Over a year ago, at my day job I had to look for an iOS app for taking photos and uploading them to the company FTP server; bonus points were awarded if an app was easy and quick to operate because it would be sometimes used by “non-technical” people. Surprisingly, very few apps could provide that functionality, and even less were kept up to date and polished.

So, on May 17, 2018, I pushed the first commits of a new app, but any real work on its’ core features (take photos > add tags > upload image files via FTP) started 5 months later; by mid November - ~ 300 commits and many early mornings later - the app was 95% ready to be published, when I decided that I liked the idea to have it supported by subscriptions, given the very niche market it was addressing. A slow and painful phase followed, with edge cases to consider and everchanging requirements for the subscription copy, until I almost lost passion for the project: subscriptions code is soporific code and, meanwhile, GlanceCam was gaining a little bit of traction.

About a week ago, while thinking about my summer plans after WWDC, I realized that I’ve been sitting on a finished, useful app, and that I only needed to switch business model (to a very reasonable, IMHO, buy-once-use-forever $ 4.99 price) and be ready to share a little, but professional, piece of software we use and appreciate at work every day with the rest of the world (or, at least, the subset of the world that still uses FTP).

Enter PhotosUpload, available right now on the iOS App Store and compatible with iPhone and iPads, offering tags, multitasking support, a solid Core Data backend, an introductory tutorial to help users get started and a reliable uploading system that worked with every FTP server I tried it with.

You can find more details on its product page, but in summary, if your job includes taking photos and uploading them to a FTP server in an organized way, PhotosUpload is the professional app you were looking for:

  1. Shoot photos or select images from your Photo Library;
  2. Add tags!
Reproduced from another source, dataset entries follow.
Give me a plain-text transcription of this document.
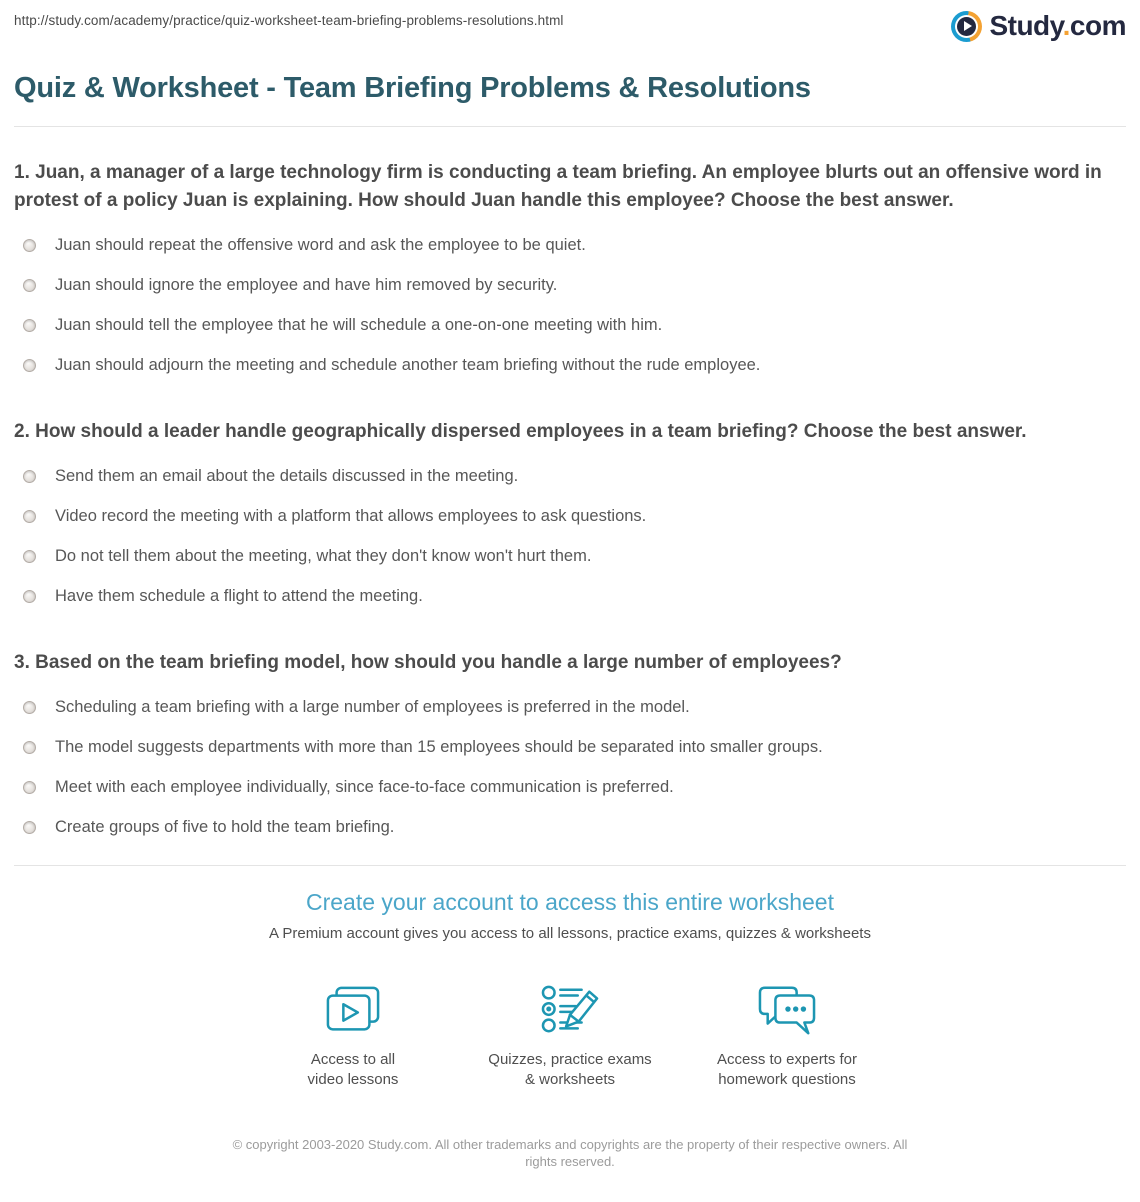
http://study.com/academy/practice/quiz-worksheet-team-briefing-problems-resolutions.html	Study.com
Quiz & Worksheet - Team Briefing Problems & Resolutions
1. Juan, a manager of a large technology firm is conducting a team briefing. An employee blurts out an offensive word in protest of a policy Juan is explaining. How should Juan handle this employee? Choose the best answer.
Juan should repeat the offensive word and ask the employee to be quiet.
Juan should ignore the employee and have him removed by security.
Juan should tell the employee that he will schedule a one-on-one meeting with him.
Juan should adjourn the meeting and schedule another team briefing without the rude employee.
2. How should a leader handle geographically dispersed employees in a team briefing? Choose the best answer.
Send them an email about the details discussed in the meeting.
Video record the meeting with a platform that allows employees to ask questions.
Do not tell them about the meeting, what they don't know won't hurt them.
Have them schedule a flight to attend the meeting.
3. Based on the team briefing model, how should you handle a large number of employees?
Scheduling a team briefing with a large number of employees is preferred in the model.
The model suggests departments with more than 15 employees should be separated into smaller groups.
Meet with each employee individually, since face-to-face communication is preferred.
Create groups of five to hold the team briefing.
Create your account to access this entire worksheet

A Premium account gives you access to all lessons, practice exams, quizzes & worksheets

Access to all
video lessons
Quizzes, practice exams
& worksheets
Access to experts for
homework questions
© copyright 2003-2020 Study.com. All other trademarks and copyrights are the property of their respective owners. All rights reserved.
They are optional, but very useful to group related photos together (they are included in file names, after the date and time);
  3. When you are ready, upload your photos to a FTP server you configured. There’s no step 4!

I’m happy to be back in the game of iOS development after a nice period working on Mac apps, and I hope PhotosUpload will prove useful to many users: FTP is not the most modern technology, but if you still need it, I think it’s nice to have a polished and modern app in your pocket. Please, check it out!